My guess, though, is that you haven’t seen it with your own eyes.
Of course, we aren’t talking about unicorns, leprechauns or the Loch Ness Monster. We’re talking about full participation in a performance review cycle.
Getting over the motivation hurdle
There are a number of reasons that performance reviews get bogged down: overly complex review forms, inexperienced managers, and competing priorities, to name a few. Some can be cured through taking an honest look at your process or through training for your feedback providers.
The largest hurdle, though, is motivation. Of course, employees expecting the rewards of promotion or an increase in salary should not need much encouragement to complete the review process.
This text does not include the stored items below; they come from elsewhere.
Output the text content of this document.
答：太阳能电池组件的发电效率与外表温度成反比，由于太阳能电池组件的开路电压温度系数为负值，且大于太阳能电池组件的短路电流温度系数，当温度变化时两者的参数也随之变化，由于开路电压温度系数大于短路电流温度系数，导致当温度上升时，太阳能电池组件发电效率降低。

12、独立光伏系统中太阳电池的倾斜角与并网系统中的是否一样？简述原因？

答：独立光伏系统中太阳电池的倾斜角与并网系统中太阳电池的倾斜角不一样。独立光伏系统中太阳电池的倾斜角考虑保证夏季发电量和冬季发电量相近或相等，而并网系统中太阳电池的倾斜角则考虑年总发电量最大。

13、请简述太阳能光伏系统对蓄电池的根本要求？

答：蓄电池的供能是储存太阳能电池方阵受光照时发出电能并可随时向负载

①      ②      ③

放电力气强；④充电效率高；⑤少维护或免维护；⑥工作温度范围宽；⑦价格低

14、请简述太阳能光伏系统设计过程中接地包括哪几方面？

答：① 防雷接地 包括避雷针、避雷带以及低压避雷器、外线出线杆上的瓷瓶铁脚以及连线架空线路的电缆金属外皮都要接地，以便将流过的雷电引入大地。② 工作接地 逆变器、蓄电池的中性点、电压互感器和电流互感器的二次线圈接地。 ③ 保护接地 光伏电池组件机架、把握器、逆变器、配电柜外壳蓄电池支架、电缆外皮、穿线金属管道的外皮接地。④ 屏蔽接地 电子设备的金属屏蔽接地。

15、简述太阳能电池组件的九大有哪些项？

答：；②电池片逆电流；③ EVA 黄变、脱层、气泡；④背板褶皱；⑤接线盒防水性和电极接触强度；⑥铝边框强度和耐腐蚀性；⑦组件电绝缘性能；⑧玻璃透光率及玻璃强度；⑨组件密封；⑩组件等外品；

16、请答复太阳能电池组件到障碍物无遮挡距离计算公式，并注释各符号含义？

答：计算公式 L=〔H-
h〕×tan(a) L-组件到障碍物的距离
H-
For the rest, and especially those fearing giving or receiving negative feedback, will likely need an incentive to provide you with the valuable performance data your company needs to grow.
Realizing that is an important first step, but it isn’t much of a secret. However, finding the right incentive, either through a collective reward for full participation or an individual penalty for a failure to do so, can be difficult.
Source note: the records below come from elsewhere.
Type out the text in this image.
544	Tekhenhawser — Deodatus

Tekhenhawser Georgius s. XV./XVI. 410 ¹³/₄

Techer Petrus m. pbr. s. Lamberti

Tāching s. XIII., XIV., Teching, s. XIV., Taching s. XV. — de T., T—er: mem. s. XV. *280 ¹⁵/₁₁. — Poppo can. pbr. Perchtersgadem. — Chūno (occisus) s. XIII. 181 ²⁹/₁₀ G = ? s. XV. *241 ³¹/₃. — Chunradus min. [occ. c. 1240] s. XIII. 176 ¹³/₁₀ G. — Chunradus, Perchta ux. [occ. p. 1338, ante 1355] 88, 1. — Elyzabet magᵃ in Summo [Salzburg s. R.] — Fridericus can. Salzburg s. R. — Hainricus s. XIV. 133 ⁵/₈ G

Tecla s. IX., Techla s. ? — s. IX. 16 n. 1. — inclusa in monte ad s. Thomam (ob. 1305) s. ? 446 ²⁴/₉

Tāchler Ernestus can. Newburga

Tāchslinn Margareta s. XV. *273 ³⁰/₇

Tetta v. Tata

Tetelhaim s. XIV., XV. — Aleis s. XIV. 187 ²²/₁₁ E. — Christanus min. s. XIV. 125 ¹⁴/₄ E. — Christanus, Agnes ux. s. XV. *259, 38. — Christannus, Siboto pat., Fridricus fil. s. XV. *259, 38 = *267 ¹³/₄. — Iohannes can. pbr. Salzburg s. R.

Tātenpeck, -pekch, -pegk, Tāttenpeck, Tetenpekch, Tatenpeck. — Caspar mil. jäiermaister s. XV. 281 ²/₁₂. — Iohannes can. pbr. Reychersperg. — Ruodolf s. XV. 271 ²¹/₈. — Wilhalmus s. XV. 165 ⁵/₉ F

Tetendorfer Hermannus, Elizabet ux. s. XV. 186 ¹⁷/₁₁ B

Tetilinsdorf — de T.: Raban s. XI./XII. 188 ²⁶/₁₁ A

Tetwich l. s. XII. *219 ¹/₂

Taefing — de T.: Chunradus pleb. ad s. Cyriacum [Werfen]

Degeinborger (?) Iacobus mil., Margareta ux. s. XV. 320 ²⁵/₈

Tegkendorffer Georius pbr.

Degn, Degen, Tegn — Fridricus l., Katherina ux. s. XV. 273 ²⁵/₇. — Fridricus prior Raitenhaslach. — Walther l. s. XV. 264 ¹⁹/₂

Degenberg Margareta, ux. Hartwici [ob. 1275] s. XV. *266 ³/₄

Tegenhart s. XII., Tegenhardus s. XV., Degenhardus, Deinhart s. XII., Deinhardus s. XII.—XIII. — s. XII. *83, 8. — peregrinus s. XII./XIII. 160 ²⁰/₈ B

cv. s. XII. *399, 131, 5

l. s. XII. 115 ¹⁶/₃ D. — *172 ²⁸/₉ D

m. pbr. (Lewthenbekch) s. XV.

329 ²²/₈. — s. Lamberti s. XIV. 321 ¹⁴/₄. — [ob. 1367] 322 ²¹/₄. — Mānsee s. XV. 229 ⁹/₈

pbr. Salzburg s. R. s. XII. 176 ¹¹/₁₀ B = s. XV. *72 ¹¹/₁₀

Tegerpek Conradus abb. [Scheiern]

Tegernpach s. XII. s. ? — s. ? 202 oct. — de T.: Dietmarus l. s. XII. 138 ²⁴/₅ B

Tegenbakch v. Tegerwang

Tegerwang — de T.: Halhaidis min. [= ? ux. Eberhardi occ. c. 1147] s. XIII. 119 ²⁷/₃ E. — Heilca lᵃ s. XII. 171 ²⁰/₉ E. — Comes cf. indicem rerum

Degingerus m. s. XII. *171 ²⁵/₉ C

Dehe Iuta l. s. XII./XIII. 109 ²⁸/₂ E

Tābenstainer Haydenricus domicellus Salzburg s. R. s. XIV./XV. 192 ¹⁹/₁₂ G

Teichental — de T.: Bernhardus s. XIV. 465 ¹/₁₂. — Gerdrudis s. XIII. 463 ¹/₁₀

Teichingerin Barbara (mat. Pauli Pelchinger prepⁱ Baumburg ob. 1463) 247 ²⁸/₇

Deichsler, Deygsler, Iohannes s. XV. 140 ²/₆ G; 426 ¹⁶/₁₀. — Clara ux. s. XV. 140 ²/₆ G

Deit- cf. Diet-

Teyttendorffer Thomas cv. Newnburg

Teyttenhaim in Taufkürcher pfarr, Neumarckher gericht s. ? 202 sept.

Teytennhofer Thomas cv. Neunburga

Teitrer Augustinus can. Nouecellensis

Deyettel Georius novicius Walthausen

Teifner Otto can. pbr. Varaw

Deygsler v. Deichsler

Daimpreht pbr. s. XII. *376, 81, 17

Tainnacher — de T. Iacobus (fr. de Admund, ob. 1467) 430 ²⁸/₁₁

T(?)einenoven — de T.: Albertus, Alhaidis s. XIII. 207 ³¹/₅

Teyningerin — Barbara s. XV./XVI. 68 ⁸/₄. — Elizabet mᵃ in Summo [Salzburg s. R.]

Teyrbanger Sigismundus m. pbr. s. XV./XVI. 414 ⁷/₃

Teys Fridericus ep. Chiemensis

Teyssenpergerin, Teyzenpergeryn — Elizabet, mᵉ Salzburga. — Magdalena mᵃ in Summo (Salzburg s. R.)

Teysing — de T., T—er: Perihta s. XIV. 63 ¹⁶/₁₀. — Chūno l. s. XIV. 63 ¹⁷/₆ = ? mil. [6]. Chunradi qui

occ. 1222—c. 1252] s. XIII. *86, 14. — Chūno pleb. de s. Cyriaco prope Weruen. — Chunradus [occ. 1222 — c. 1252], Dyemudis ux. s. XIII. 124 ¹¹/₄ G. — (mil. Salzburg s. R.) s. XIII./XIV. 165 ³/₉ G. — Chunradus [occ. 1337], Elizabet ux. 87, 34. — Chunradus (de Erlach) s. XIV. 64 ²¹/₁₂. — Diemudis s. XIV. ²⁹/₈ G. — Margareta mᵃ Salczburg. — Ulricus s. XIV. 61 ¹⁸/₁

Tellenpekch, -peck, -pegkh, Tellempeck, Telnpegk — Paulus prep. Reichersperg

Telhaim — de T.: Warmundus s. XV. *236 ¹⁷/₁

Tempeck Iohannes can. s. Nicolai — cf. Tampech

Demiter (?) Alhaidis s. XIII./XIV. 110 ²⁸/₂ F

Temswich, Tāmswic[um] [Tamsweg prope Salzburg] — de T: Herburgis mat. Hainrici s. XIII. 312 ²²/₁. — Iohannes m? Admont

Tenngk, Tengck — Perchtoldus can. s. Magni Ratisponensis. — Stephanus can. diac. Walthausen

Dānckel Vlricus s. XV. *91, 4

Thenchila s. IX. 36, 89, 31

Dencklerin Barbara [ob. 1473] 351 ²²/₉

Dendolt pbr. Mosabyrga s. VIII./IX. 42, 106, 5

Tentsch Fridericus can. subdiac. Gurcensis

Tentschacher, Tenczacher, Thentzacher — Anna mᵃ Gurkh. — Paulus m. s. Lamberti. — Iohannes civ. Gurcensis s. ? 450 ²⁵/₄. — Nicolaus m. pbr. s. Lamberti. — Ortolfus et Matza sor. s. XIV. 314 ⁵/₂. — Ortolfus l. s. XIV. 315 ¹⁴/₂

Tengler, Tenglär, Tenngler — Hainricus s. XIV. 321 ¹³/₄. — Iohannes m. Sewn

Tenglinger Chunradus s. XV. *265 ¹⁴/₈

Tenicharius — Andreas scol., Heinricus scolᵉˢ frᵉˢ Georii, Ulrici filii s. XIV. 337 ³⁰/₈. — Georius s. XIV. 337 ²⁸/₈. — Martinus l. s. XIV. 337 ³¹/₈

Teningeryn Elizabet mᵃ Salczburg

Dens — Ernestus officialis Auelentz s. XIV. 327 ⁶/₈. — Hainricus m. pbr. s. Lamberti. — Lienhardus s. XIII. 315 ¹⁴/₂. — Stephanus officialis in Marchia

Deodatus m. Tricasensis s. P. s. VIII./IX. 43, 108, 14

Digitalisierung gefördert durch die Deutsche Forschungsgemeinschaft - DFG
Often, the preferred course of action is to offer a reward for a fully completed review cycle, and why shouldn’t it be? A reward to your full staff is positive, boosts morale and, above all, can be fun.
Whether it’s a $5 Starbucks gift card, a happy hour or a pizza party, offering a fun reward to your employees for their cooperation can help increase participation.
Unfortunately, it is unlikely to get everyone involved. Unless you have a small organization, you may not find a reward that fits everyone’s interests.
Maybe your planned happy hour won’t inspire your non-drinkers. Maybe not everyone makes a habit of grabbing a cup of Starbucks on their way in to work. Ultimately, this kind of strategy can move the needle — many people are motivated by free pizza — but isn’t the silver bullet you’re looking for.
If 100 percent participation is your goal, threatening a penalty for not meeting a deadline is more likely to get you there. For example, refusing to offer retroactive pay for scheduled pay raises delayed by late reviews hits at a sacrifice an employee is not likely to make for the sake of ignoring their review.
As opposed to a gift card reward that may or may not be useful, a penalty like this targets something everyone holds dear. Their wallet. Further, the impact is much more substantial than any reward that you could budget for.
The trouble is punishments like these paint you in a negative light and can be a drag on office morale. You may have to choose between completed performance reviews and contributing to an adversarial relationship with your employees.
Fortunately, these options are not mutually exclusive. In fact, they compliment each other nicely. The benefits of a token reward can soften the sour taste of a penalty, while a universally-felt punishment impacts employees that might not be interested in your company happy hour.
The key is in how you communicate this to your employees. Make sure you explain the reasoning behind your change of policy so they understand the new stance. Then follow it up with the announcement of your reward for full participation, and give regular updates on the progress towards the goal.
With the help of a thoughtful combination of rewards and punishment, 100 percent participation in your performance review process can be a reality. Further, it can be a useful team building exercise as everyone works together to achieve an important company goal.
In the end, that can be an even more valuable reward for your organization.